Bereits kurz danach wurde bekanntgegeben, dass auch Brüssel mit einem grünen Industrieprogramm kontern und den EU-Staaten künftig mehr Freiheiten für eigene Subventionen geben will.
Gefahr einer Subventionsspirale
Ökonomen halten diese Konfrontation für gefährlich. "Ich denke nicht, dass wir in das Rennen um Subventionen einsteigen sollten", sagt IfW-Forscher Dohse. "Letztendlich geht es um das Geld der Steuerzahler. Man muss sich gut überlegen, ob sich das längerfristig für die Gesellschaft auszahlt."
Es sei zwar höchst unerfreulich, wenn innovative Unternehmen etwa im Bereich der 'Green Technologies', die mit deutschen beziehungsweisen europäischen Steuergeldern hochgepäppelt worden seien, durch Subventionen in die USA gelockt würden. "Weitere Steuergelder hinterherzuwerfen ist aber nicht die Lösung." Man könne allerdings darüber nachdenken, einzelne Förderprogramme des Bundes für junge Unternehmen an eine gewisse Standorttreue zu knüpfen, meint Dohse.
Standort Deutschland: Lob und Tadel von US-Unternehmen
Wenn also viele deutsche Unternehmen verstärkt in den USA investieren, um von den IRA-Subventionen zu profitieren, wie bewerten dann umgekehrt international tätige US-Unternehmen den Standort D?
"Europas größte Volkswirtschaft bleibt für viele US-Firmen ein wichtiger und attraktiver Standort", sagt Simone Menne, Präsidentin der Amerikanischen Handelskammer in Deutschland (AmCham Germany), auf Anfrage der DW. "Die vielen sehr gut ausgebildeten Fachkräfte, dichte Infrastrukturnetze, erstklassige Fach- und Hochschulen, eine große politische Stabilität, die starke Präsenz im EU-Markt und andere Faktoren sind wichtige Argumente für Investitionen in Deutschland."
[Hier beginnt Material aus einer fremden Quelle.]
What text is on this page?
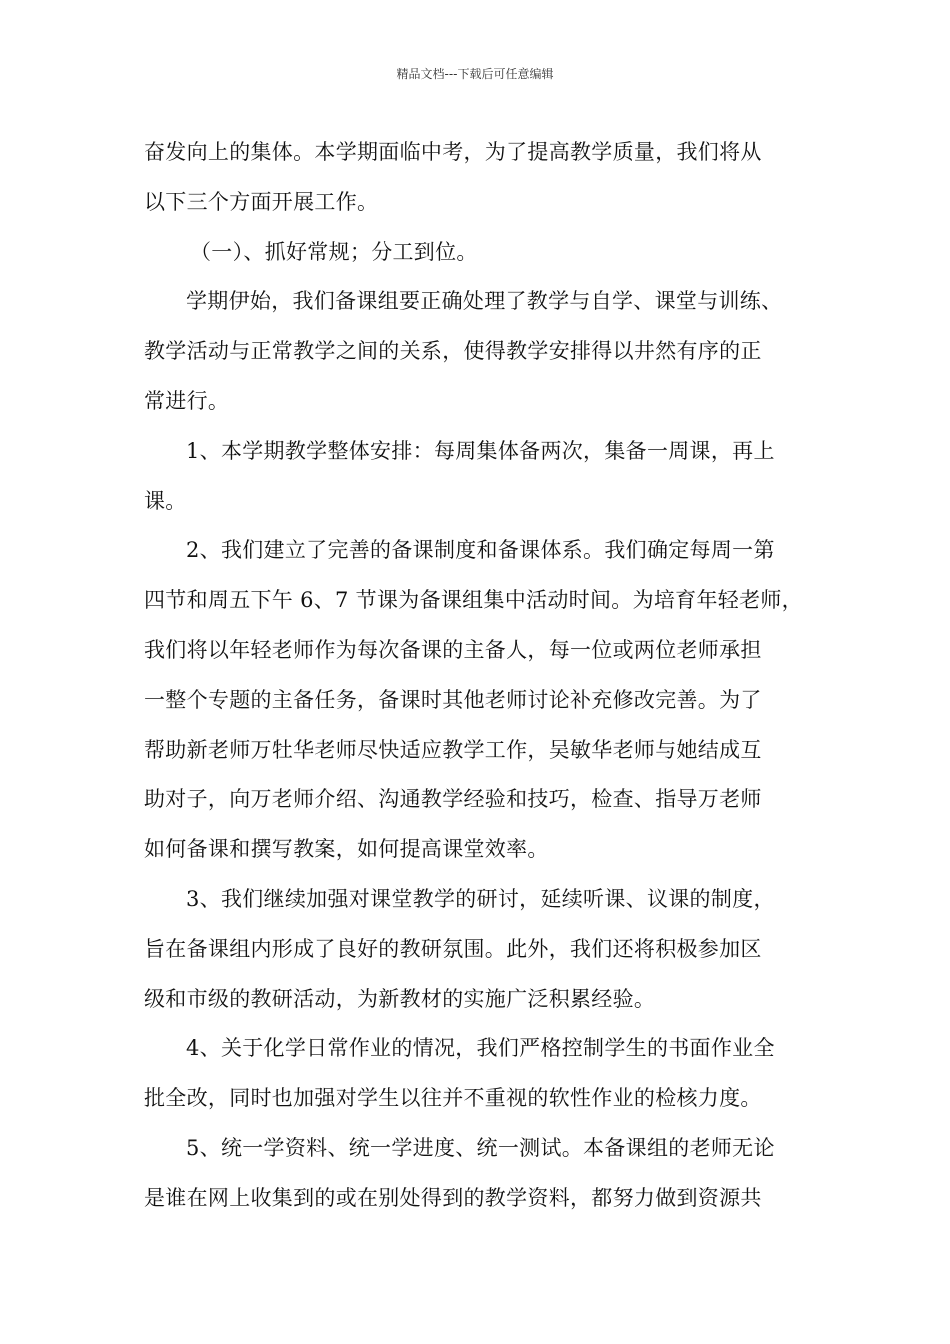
精品文档---下载后可任意编辑
奋发向上的集体。本学期面临中考，为了提高教学质量，我们将从
以下三个方面开展工作。
（一）、抓好常规；分工到位。
学期伊始，我们备课组要正确处理了教学与自学、课堂与训练、
教学活动与正常教学之间的关系，使得教学安排得以井然有序的正
常进行。
1、本学期教学整体安排：每周集体备两次，集备一周课，再上
课。
2、我们建立了完善的备课制度和备课体系。我们确定每周一第
四节和周五下午 6、7 节课为备课组集中活动时间。为培育年轻老师，
我们将以年轻老师作为每次备课的主备人，每一位或两位老师承担
一整个专题的主备任务，备课时其他老师讨论补充修改完善。为了
帮助新老师万牡华老师尽快适应教学工作，吴敏华老师与她结成互
助对子，向万老师介绍、沟通教学经验和技巧，检查、指导万老师
如何备课和撰写教案，如何提高课堂效率。
3、我们继续加强对课堂教学的研讨，延续听课、议课的制度，
旨在备课组内形成了良好的教研氛围。此外，我们还将积极参加区
级和市级的教研活动，为新教材的实施广泛积累经验。
4、关于化学日常作业的情况，我们严格控制学生的书面作业全
批全改，同时也加强对学生以往并不重视的软性作业的检核力度。
5、统一学资料、统一学进度、统一测试。本备课组的老师无论
是谁在网上收集到的或在别处得到的教学资料，都努力做到资源共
Allerdings klingt das alljährliche Transatlantic Business Barometer, dessen aktuelle Ausgabe am 16.März veröffentlicht wurde, weniger optimistisch. Laut dieser Umfrage der AmCham Germany unter US-Unternehmen in Deutschland verschlechtert sich die Standort-Bewertung 2023 das dritte Jahr in Folge.
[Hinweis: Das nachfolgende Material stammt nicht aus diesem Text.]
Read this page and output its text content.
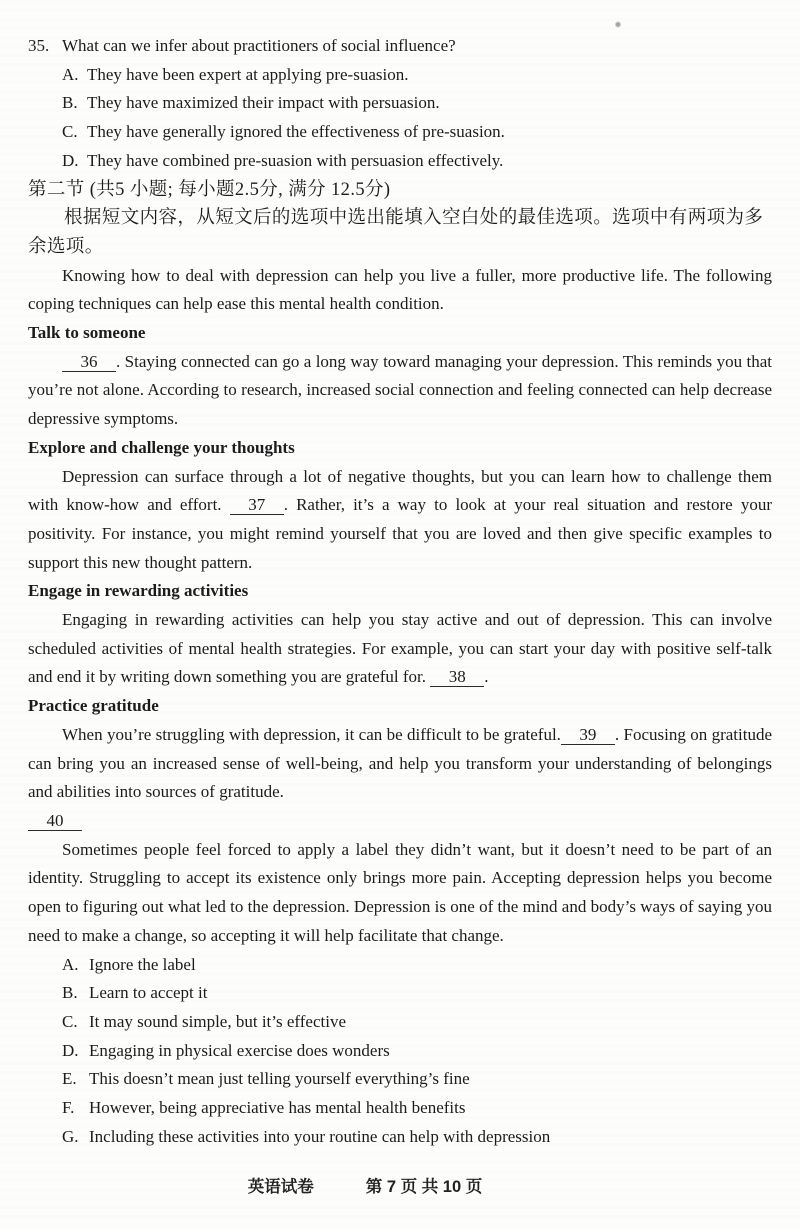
35. What can we infer about practitioners of social influence?
A. They have been expert at applying pre-suasion.
B. They have maximized their impact with persuasion.
C. They have generally ignored the effectiveness of pre-suasion.
D. They have combined pre-suasion with persuasion effectively.
第二节 (共5 小题; 每小题2.5分, 满分 12.5分)
根据短文内容，从短文后的选项中选出能填入空白处的最佳选项。选项中有两项为多余选项。

Knowing how to deal with depression can help you live a fuller, more productive life. The following coping techniques can help ease this mental health condition.

Talk to someone

36 . Staying connected can go a long way toward managing your depression. This reminds you that you’re not alone. According to research, increased social connection and feeling connected can help decrease depressive symptoms.

Explore and challenge your thoughts

Depression can surface through a lot of negative thoughts, but you can learn how to challenge them with know-how and effort. 37 . Rather, it’s a way to look at your real situation and restore your positivity. For instance, you might remind yourself that you are loved and then give specific examples to support this new thought pattern.

Engage in rewarding activities

Engaging in rewarding activities can help you stay active and out of depression. This can involve scheduled activities of mental health strategies. For example, you can start your day with positive self-talk and end it by writing down something you are grateful for. 38 .

Practice gratitude

When you’re struggling with depression, it can be difficult to be grateful. 39 . Focusing on gratitude can bring you an increased sense of well-being, and help you transform your understanding of belongings and abilities into sources of gratitude.

40

Sometimes people feel forced to apply a label they didn’t want, but it doesn’t need to be part of an identity. Struggling to accept its existence only brings more pain. Accepting depression helps you become open to figuring out what led to the depression. Depression is one of the mind and body’s ways of saying you need to make a change, so accepting it will help facilitate that change.

A. Ignore the label
B. Learn to accept it
C. It may sound simple, but it’s effective
D. Engaging in physical exercise does wonders
E. This doesn’t mean just telling yourself everything’s fine
F. However, being appreciative has mental health benefits
G. Including these activities into your routine can help with depression
英语试卷	第 7 页 共 10 页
Gaben in der Business Barometer-Umfrage im Vorjahr 59 Prozent der hier tätigen US-Unternehmen dem Standort ein "gut oder sehr gut", sind es 2023 nur noch 34 Prozent. Gelobt werden zwar die Qualität der Mitarbeiterinnen und Mitarbeiter (94 Prozent), der Zuliefernetzwerke (68 Prozent) und die Forschung und Entwicklung (68 Prozent). Dass der Standort Deutschland sich aber in den nächsten drei bis vier Jahren verbessern wird, erwarten lediglich 38 Prozent der US-Unternehmen, 2022 waren es noch 43 Prozent.
Hohe Energiepreise schrecken ab
Tatsache ist aber auch, dass viele der befragten US-Unternehmen in Deutschland 2022 einen Anstieg beim Umsatz (68 Prozent), bei den Beschäftigten (42 Prozent) sowie bei den Investitionen (42 Prozent) verbuchen konnten. Für das Jahr 2023 erwarten 53 Prozent der Befragten steigende Umsätze und ebenso viele geben an, sie ihre Aktivitäten in den kommenden drei bis vier Jahren ausbauen zu wollen.
In Deutschland sehen sie Nachteile bei den Kosten für Arbeit, bei der digitalen Infrastruktur und im Fachkräftemangel. Am stärksten aber kritisieren sie die auch im internationalen Vergleich hohen Energiepreise - auch schon vor Beginn des von Russland angezettelten Kriegs in der Ukraine. "Sie spielen eine wichtige Rolle bei Standortentscheidungen, gerade von energieintensiven Unternehmen", sagt AmCham-Präsidentin Menne. Der Standort müsse daher umso stärker mit anderen Fakten überzeugen und gerade bei Fachkräftesicherung, Bürokratieabbau und breiter Digitalisierung besser werden. "Das hilft nicht nur, um Investitionen aus den USA anzuziehen", glaubt Menne.
IfW-Ökonom Dohse verweist in diesem Zusammenhang auf eine Entscheidung von Apple: Der US-Technologieriese will demnächst sein Chip-Design-Zentrum in München mit einer weiteren Milliarde Euro ausbauen. "Wenn Deutschland klug in Forschung, Bildung und Infrastruktur investiert, statt Steuergelder für Subventionen zu verschwenden", so Dohse, "wird der Standort auch in Zukunft für ausländische Investoren attraktiv sein".